To use this class, we must first configure the model with the ``TrainingArguments()`` class. It is this class that will allow us to set the batch size, the number of epochs, ...

⚠️ For tensorflow you have to use `TFTrainer()` and `TFTrainingArguments()` !!

**Exercise :** import `Trainer` and `TrainingArgument` from transformers.

**Exercise :** Create the ``training_args`` variable and instantiate the class `TrainingArguments`. You need to specify several parameters : 
* `output_dir` : Directory path for saving your template.
* `num_train_epochs` : Number of epochs. Will depend on your machine, batch size, etc...
* `per_device_train_batch_size` : batch size per GPU and for training. Here again the number will depend on your machine. If you have a weak GPU, I advise you to put 8 or 16.
* `per_device_eval_batch_size` : batch size per GPU and for **testing**. During the evaluation, the gradient and backpropagation are not executed, so you can set a larger batch size.
* `learnig_rate` : by default it is `5e-5`. But most likely you will have to change it.  Again, only your tests can define a good learning rate.
* `logging_dir` : directory path for storing logs





We are going to improve the metrics,notably the f1 score.   
[Copy and paste the compute_metrics found in this documentation.](https://huggingface.co/transformers/training.html#codecell14)

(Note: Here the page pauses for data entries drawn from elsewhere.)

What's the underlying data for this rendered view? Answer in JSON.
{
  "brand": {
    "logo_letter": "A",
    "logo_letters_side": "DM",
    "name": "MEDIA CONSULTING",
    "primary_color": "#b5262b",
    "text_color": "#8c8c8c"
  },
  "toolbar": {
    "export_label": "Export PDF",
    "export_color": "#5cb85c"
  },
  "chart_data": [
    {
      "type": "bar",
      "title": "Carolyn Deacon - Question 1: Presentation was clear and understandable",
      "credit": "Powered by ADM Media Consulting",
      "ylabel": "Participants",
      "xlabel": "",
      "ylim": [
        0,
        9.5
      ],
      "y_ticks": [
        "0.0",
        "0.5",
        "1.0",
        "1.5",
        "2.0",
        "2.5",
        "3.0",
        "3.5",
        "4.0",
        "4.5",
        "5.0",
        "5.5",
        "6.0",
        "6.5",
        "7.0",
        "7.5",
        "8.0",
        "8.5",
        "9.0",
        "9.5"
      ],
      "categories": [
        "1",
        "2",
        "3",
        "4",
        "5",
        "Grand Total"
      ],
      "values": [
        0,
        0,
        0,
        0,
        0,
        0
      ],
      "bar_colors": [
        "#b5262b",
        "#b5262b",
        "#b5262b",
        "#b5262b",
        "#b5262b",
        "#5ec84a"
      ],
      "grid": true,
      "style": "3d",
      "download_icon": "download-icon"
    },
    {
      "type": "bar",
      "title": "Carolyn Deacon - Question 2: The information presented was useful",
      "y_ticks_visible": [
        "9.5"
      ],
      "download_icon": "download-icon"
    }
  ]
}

**Exercise :** Create the ``trainer`` variable and instantiate the ``Trainer()`` or ``TFTrainer()`` class. You need to specify several parameters :
* `model` : the `model` variable.
* `args` : the `trainings_args` variable
* `compute_metrics` : the `compute_metrics` function
* `train_dataset` : the `train_dataset` variable
* `test_dataset` : the `test_dataset` variable 

**Exercise :** Train your model with `trainer.train()` method.

## Evaluate your model

**Exercise :** Evaluate your model with `trainer.evaluate()` method.

If you do not have an f1 score of at least 0.8, your model could be improved. If your score is very low or stagnant, change the learning rate values and adjust the batch size. You can also increase the number of epochs. Unfortunately, there is no magic parameter, it all depends on your environment. You will have to do some tests to find the right hyper-parameters.

**Exercise :** Test your model by making a prediction on the phrase "Hello how are you?".
You should get the label "smalltalk_greetings_how_are_you".